Everyone knows newspaper sales are going down across the country. TBN peeps can say their subscriptions are going down because of population loss in the region, but what is the excuse for the metro areas across the country who are still maintaining their population? In my opinion, the people who get the paper are either older folks who love the feel of it and aren't technologically-savvy or people in areas like NYC and LA that rely heavily on public transportation, who need something to read on the subway. Buffalo's population dwindling, but it is still a region that contains a number of older people. TBN is also in a media market without a sports TV affiliate which gives them a little less competition.
It will be interesting to see how well the paywal works out. I know a number of Buffalo News haters will stage their own Boston Tea Party, throwing TBN papers into the trash and declaring that they'll never buy it....but I think some will cave in. If it is something like 10 bucks a month, what the hell? I'll buy. I do think it is odd that it is cheaper to just buy a Sunday subscription/digital subscription than it is to buy just a digital subscription. Sounds like they are trying to boost paper sales rather than try to maximize the online product. (Editors note: I would guess it has something to do with them still making more on print advertising - especially in Sunday's paper - than online advertising. Until they really figure out how to monetize online advertising, they need to sell papers. Something like that. -HB)

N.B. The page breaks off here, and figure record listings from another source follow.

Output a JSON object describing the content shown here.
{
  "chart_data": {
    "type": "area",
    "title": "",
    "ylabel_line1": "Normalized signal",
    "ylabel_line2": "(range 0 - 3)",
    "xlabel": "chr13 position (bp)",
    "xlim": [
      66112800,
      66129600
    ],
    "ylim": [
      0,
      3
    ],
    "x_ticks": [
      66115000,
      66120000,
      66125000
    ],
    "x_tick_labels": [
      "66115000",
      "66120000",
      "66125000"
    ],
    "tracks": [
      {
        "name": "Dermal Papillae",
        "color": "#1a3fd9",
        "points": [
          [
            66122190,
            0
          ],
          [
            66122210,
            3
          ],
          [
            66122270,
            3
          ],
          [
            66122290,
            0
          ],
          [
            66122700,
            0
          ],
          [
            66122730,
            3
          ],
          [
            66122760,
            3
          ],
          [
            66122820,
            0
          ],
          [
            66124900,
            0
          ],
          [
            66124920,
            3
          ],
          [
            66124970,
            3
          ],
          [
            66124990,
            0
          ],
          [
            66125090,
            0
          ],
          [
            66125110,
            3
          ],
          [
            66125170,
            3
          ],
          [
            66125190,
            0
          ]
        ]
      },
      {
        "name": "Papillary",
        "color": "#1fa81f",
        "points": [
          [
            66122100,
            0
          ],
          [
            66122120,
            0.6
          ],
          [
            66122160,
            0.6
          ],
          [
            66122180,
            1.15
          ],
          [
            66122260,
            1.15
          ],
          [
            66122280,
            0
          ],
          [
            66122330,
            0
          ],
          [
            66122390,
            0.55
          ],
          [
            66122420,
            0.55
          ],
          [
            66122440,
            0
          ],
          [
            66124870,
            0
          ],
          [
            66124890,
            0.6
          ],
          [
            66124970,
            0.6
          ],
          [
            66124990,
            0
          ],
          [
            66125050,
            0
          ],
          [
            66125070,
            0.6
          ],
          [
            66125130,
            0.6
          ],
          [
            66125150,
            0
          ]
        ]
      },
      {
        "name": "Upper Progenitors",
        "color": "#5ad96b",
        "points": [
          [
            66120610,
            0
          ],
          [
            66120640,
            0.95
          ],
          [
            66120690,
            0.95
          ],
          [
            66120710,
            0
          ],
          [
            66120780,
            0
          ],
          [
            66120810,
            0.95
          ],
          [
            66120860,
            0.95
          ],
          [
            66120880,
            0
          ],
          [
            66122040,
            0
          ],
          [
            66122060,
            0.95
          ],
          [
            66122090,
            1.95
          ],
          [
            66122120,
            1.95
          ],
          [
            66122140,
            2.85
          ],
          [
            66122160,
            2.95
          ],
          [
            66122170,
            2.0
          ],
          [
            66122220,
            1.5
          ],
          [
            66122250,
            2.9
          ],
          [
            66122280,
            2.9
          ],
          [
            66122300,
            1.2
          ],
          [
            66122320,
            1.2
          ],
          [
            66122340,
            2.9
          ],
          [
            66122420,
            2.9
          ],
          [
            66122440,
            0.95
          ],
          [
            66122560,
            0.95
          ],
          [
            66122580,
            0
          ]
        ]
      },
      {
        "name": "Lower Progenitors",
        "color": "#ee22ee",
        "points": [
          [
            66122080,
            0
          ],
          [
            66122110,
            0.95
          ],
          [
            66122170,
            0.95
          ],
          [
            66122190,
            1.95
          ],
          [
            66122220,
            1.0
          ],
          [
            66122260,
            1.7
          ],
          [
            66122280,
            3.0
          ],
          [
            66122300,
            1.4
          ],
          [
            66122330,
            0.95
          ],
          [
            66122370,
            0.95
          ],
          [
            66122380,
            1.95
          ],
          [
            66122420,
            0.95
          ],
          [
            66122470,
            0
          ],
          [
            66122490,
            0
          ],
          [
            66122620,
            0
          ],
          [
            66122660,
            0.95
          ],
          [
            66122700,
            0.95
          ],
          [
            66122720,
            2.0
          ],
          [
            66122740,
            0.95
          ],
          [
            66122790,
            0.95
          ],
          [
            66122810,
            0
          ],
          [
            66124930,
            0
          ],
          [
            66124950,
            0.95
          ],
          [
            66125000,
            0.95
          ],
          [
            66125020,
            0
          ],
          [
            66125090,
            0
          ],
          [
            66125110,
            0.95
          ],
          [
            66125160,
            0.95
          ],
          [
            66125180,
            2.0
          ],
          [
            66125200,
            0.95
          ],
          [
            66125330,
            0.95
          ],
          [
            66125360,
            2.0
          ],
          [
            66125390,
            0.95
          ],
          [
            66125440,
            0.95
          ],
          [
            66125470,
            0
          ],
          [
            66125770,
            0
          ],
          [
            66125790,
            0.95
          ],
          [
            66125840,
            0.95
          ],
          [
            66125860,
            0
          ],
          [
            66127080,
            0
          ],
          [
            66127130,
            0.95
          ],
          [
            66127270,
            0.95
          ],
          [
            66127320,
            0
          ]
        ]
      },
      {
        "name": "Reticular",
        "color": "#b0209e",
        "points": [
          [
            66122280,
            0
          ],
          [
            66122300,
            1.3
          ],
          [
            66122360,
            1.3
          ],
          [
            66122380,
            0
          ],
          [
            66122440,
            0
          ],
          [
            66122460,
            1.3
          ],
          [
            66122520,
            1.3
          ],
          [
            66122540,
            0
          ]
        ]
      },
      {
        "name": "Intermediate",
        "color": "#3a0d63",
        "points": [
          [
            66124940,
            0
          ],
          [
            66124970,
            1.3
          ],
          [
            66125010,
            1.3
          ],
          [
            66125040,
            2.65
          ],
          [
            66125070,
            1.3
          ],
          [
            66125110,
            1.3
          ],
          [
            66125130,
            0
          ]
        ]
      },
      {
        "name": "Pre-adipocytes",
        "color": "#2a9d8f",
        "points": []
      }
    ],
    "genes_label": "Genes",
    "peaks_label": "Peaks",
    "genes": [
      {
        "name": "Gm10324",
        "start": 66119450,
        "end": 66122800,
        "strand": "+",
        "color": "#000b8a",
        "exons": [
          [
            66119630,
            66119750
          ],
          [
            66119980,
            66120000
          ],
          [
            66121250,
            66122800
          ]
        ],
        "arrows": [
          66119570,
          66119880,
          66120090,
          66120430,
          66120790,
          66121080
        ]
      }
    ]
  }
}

People still want to get their news from reporters who are with the team on a daily basis and columnists they have been reading for the last 20 years. Fan sites like this one are still unknown to many people while everyone knows TBN. If you walk down Delaware Avenue and take a poll, everyone will know Jerry Sullivan and Bucky Gleason. Mention a bunch of different bloggers names and you'll probably see some quizzical looks. I think people involved with blogging and Twitter can sometimes get stuck in a bubble and forget how many people's opinions are not represented there. If we based everything on what our Twitter feeds say, WECK would have bought out WGR and Bucky Gleason would be flipping burgers. But neither of those things have happened because we are the minority. (Editor's note: Alas! -HB) Will it change 5-10 years from now? Yes. But for now, we are still kind of an unknown.
Even though I think a paywall can work, TBN needs to add some stuff to their site. I'm only going to get it because I can spare the money and I'm a big fan of Jerry Sullivan. Frankly, I can live without Sabres Edge and the other stuff. You can't just charge people after giving them free content. You have to offer more. TBN needs to take some of this new revenue and put it back into the product.
Some suggestions: fan forums (Two Bills Drive is a traffic monster and I think TBN should get a message board like that with each reporter getting his own section), a reporter Q&A section, daily podcasts (think the first 10 minutes of PTI and pick two reporters out of a hat), daily videos (the SBXXV retro video was great, but no one cares about Mark Gaughan doing a stand up outside of the stadium after the Bills sign Mark Anderson. Also, broadband video is the future. People are watching videos/TV shows on their computer more than ever before. TBN and other sports outlets in Buffalo need to get on that. Of course, since it took most of them 5 years to get on Twitter, broadband will probably get noticed around 2020), 1-on-1 interviews, fantasy sports leagues with readers and reporters, and maybe hiring a Bill Simmons-type blogger.
OK, the latter won't happen.
More importantly, be interactive. That's what the Internet/social media is about. You can't just put your newspaper online and call it a day. The paper and the online world should be run as two different entities because you have two different audiences.